Eleven Arbor Day trees planted to honor residents
Every year, in observance of Arbor Day, a number of trees are planted in Catasauqua honoring current and former residents. On April 23, 11 trees were dedicated in honor of residents, including librarians, a teacher, a coach and a historian.
Although the weather was only fit for trees, with hints of rain and a cool breeze, several residents attended the event.
Robert Bastian, chairman of the Catasauqua Borough Shade Tree Commission, opened the ceremony. The Rev. George Spieker offered the invocation and benediction.
Catasauqua Mayor Barbara Schlegel gave a speech that acknowledged the value of trees to the environment and to society.
Councilman Eugene Schlegel presented the list of trees donated this year and the honorees.
Two Armstrong maples are planted near the Public Library of Catasauqua to honor Irmgard Miller and Ellen Lewis, long-tenured librarians.
A Musashino Columnar zelkova tree was planted in memory of town historian Dale Wint.
An Ivory Silk lilac was planted along Howertown Road in honor of Mary and Mildred Young. Cindy Jones accepted a commendation for her father Joseph Guttmann. His commemorative tree is located at 517 Howertown Road.
Colonial Landscaping dedicated a Serbian spruce planted at the George Taylor House to serve as the community Christmas tree.

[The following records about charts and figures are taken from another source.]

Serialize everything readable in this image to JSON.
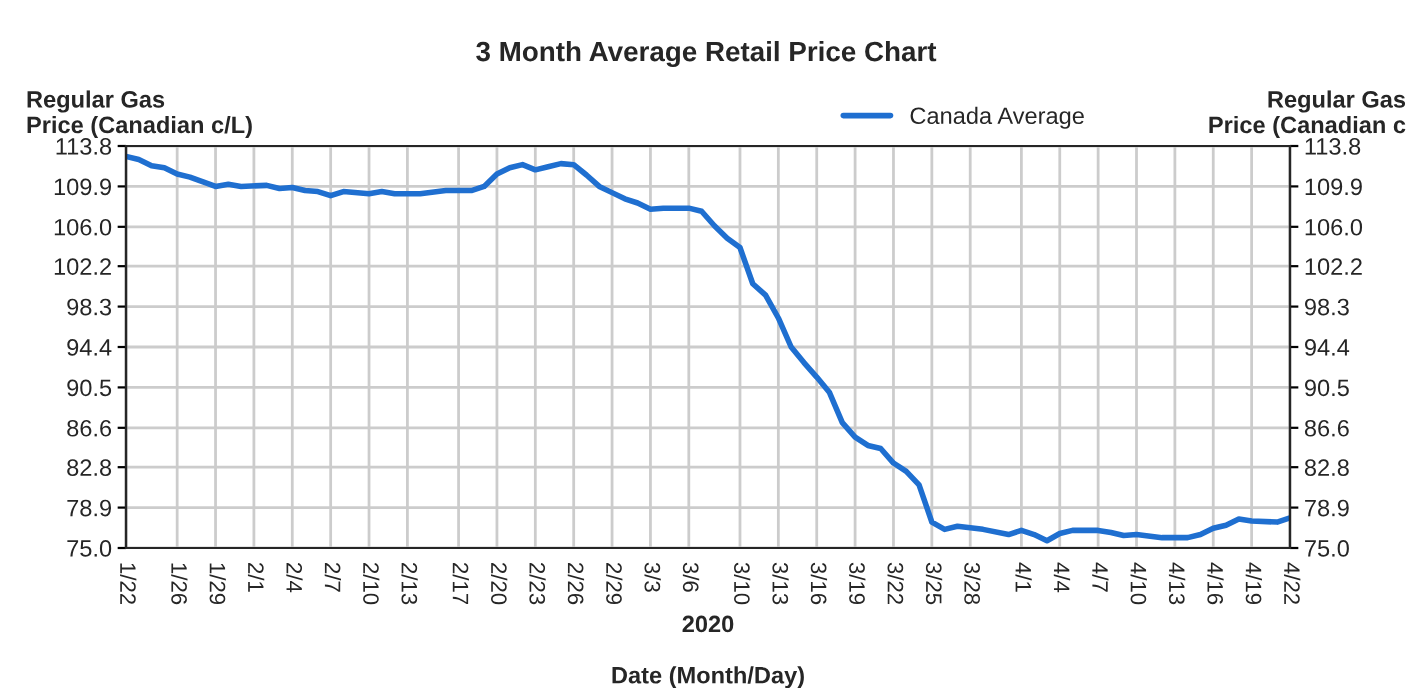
{
  "chart_data": {
    "type": "line",
    "title": "3 Month Average Retail Price Chart",
    "xlabel": "Date (Month/Day)",
    "ylabel": "Regular Gas\nPrice (Canadian c/L)",
    "y2label": "Regular Gas\nPrice (Canadian c",
    "annotations": [
      "2020"
    ],
    "x": [
      "2020-01-22",
      "2020-01-23",
      "2020-01-24",
      "2020-01-25",
      "2020-01-26",
      "2020-01-27",
      "2020-01-29",
      "2020-01-30",
      "2020-01-31",
      "2020-02-02",
      "2020-02-03",
      "2020-02-04",
      "2020-02-05",
      "2020-02-06",
      "2020-02-07",
      "2020-02-08",
      "2020-02-10",
      "2020-02-11",
      "2020-02-12",
      "2020-02-14",
      "2020-02-16",
      "2020-02-18",
      "2020-02-19",
      "2020-02-20",
      "2020-02-21",
      "2020-02-22",
      "2020-02-23",
      "2020-02-24",
      "2020-02-25",
      "2020-02-26",
      "2020-02-27",
      "2020-02-28",
      "2020-02-29",
      "2020-03-01",
      "2020-03-02",
      "2020-03-03",
      "2020-03-04",
      "2020-03-06",
      "2020-03-07",
      "2020-03-08",
      "2020-03-09",
      "2020-03-10",
      "2020-03-11",
      "2020-03-12",
      "2020-03-13",
      "2020-03-14",
      "2020-03-15",
      "2020-03-16",
      "2020-03-17",
      "2020-03-18",
      "2020-03-19",
      "2020-03-20",
      "2020-03-21",
      "2020-03-22",
      "2020-03-23",
      "2020-03-24",
      "2020-03-25",
      "2020-03-26",
      "2020-03-27",
      "2020-03-29",
      "2020-03-31",
      "2020-04-01",
      "2020-04-02",
      "2020-04-03",
      "2020-04-04",
      "2020-04-05",
      "2020-04-07",
      "2020-04-08",
      "2020-04-09",
      "2020-04-10",
      "2020-04-12",
      "2020-04-14",
      "2020-04-15",
      "2020-04-16",
      "2020-04-17",
      "2020-04-18",
      "2020-04-19",
      "2020-04-21",
      "2020-04-22"
    ],
    "series": [
      {
        "name": "Canada Average",
        "color": "#1f6fd0",
        "values": [
          112.8,
          112.5,
          111.9,
          111.7,
          111.1,
          110.8,
          109.9,
          110.1,
          109.9,
          110.0,
          109.7,
          109.8,
          109.5,
          109.4,
          109.0,
          109.4,
          109.2,
          109.4,
          109.2,
          109.2,
          109.5,
          109.5,
          109.9,
          111.1,
          111.7,
          112.0,
          111.5,
          111.8,
          112.1,
          112.0,
          111.0,
          109.9,
          109.3,
          108.7,
          108.3,
          107.7,
          107.8,
          107.8,
          107.5,
          106.1,
          104.9,
          104.0,
          100.5,
          99.4,
          97.2,
          94.4,
          92.9,
          91.5,
          90.0,
          87.1,
          85.7,
          84.9,
          84.6,
          83.2,
          82.4,
          81.1,
          77.5,
          76.8,
          77.1,
          76.8,
          76.3,
          76.7,
          76.3,
          75.7,
          76.4,
          76.7,
          76.7,
          76.5,
          76.2,
          76.3,
          76.0,
          76.0,
          76.3,
          76.9,
          77.2,
          77.8,
          77.6,
          77.5,
          77.9
        ]
      }
    ],
    "xlim": [
      "2020-01-22",
      "2020-04-22"
    ],
    "xticks": [
      {
        "value": "2020-01-22",
        "label": "1/22"
      },
      {
        "value": "2020-01-26",
        "label": "1/26"
      },
      {
        "value": "2020-01-29",
        "label": "1/29"
      },
      {
        "value": "2020-02-01",
        "label": "2/1"
      },
      {
        "value": "2020-02-04",
        "label": "2/4"
      },
      {
        "value": "2020-02-07",
        "label": "2/7"
      },
      {
        "value": "2020-02-10",
        "label": "2/10"
      },
      {
        "value": "2020-02-13",
        "label": "2/13"
      },
      {
        "value": "2020-02-17",
        "label": "2/17"
      },
      {
        "value": "2020-02-20",
        "label": "2/20"
      },
      {
        "value": "2020-02-23",
        "label": "2/23"
      },
      {
        "value": "2020-02-26",
        "label": "2/26"
      },
      {
        "value": "2020-02-29",
        "label": "2/29"
      },
      {
        "value": "2020-03-03",
        "label": "3/3"
      },
      {
        "value": "2020-03-06",
        "label": "3/6"
      },
      {
        "value": "2020-03-10",
        "label": "3/10"
      },
      {
        "value": "2020-03-13",
        "label": "3/13"
      },
      {
        "value": "2020-03-16",
        "label": "3/16"
      },
      {
        "value": "2020-03-19",
        "label": "3/19"
      },
      {
        "value": "2020-03-22",
        "label": "3/22"
      },
      {
        "value": "2020-03-25",
        "label": "3/25"
      },
      {
        "value": "2020-03-28",
        "label": "3/28"
      },
      {
        "value": "2020-04-01",
        "label": "4/1"
      },
      {
        "value": "2020-04-04",
        "label": "4/4"
      },
      {
        "value": "2020-04-07",
        "label": "4/7"
      },
      {
        "value": "2020-04-10",
        "label": "4/10"
      },
      {
        "value": "2020-04-13",
        "label": "4/13"
      },
      {
        "value": "2020-04-16",
        "label": "4/16"
      },
      {
        "value": "2020-04-19",
        "label": "4/19"
      },
      {
        "value": "2020-04-22",
        "label": "4/22"
      }
    ],
    "ylim": [
      75.0,
      113.8
    ],
    "yticks": [
      {
        "value": 75.0,
        "label": "75.0"
      },
      {
        "value": 78.9,
        "label": "78.9"
      },
      {
        "value": 82.8,
        "label": "82.8"
      },
      {
        "value": 86.6,
        "label": "86.6"
      },
      {
        "value": 90.5,
        "label": "90.5"
      },
      {
        "value": 94.4,
        "label": "94.4"
      },
      {
        "value": 98.3,
        "label": "98.3"
      },
      {
        "value": 102.2,
        "label": "102.2"
      },
      {
        "value": 106.0,
        "label": "106.0"
      },
      {
        "value": 109.9,
        "label": "109.9"
      },
      {
        "value": 113.8,
        "label": "113.8"
      }
    ],
    "y2lim": [
      75.0,
      113.8
    ],
    "y2ticks": [
      {
        "value": 75.0,
        "label": "75.0"
      },
      {
        "value": 78.9,
        "label": "78.9"
      },
      {
        "value": 82.8,
        "label": "82.8"
      },
      {
        "value": 86.6,
        "label": "86.6"
      },
      {
        "value": 90.5,
        "label": "90.5"
      },
      {
        "value": 94.4,
        "label": "94.4"
      },
      {
        "value": 98.3,
        "label": "98.3"
      },
      {
        "value": 102.2,
        "label": "102.2"
      },
      {
        "value": 106.0,
        "label": "106.0"
      },
      {
        "value": 109.9,
        "label": "109.9"
      },
      {
        "value": 113.8,
        "label": "113.8"
      }
    ],
    "grid": true,
    "legend": "top",
    "marker": "none",
    "line_style": "solid"
  }
}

In Catasauqua Park, a Greenspire Little Leaf linden honors Earl Yandow, a former teacher at Catasauqua High School. A Red Sunset maple honors Catatsauqua businessman Earl Blocker. An Autumn maple was planted in memory of Robert Mushrush, former basketball coach at Catasauqua High School. An October Glory maple was planted to honor Joseph Barczy Jr. His certificate was accepted by his daughter Samantha. Barczy worked in the office of the Chief of Naval Operations. An Autumn Flame maple honors Myrle Kuhns, a librarian at Catasauqua High School. Kuhns went on to work as a librarian at the Library of Congress.
As Bastian explained, the role of the shade tree commission is to assist residents in selecting trees.
“As you can see from the trees we selected for this Arbor Day celebration, diversity is important. Some trees grow better in our climate than others. We have the expertise on this commission to help you out in your selection of trees for your property,” he said.
The commission will also advise residents of the best places to plant a tree. Of particular importance is making sure that tree roots clear utility lines.
The commission also checks on the viability of existing trees. All of their assistance is provided free to residents.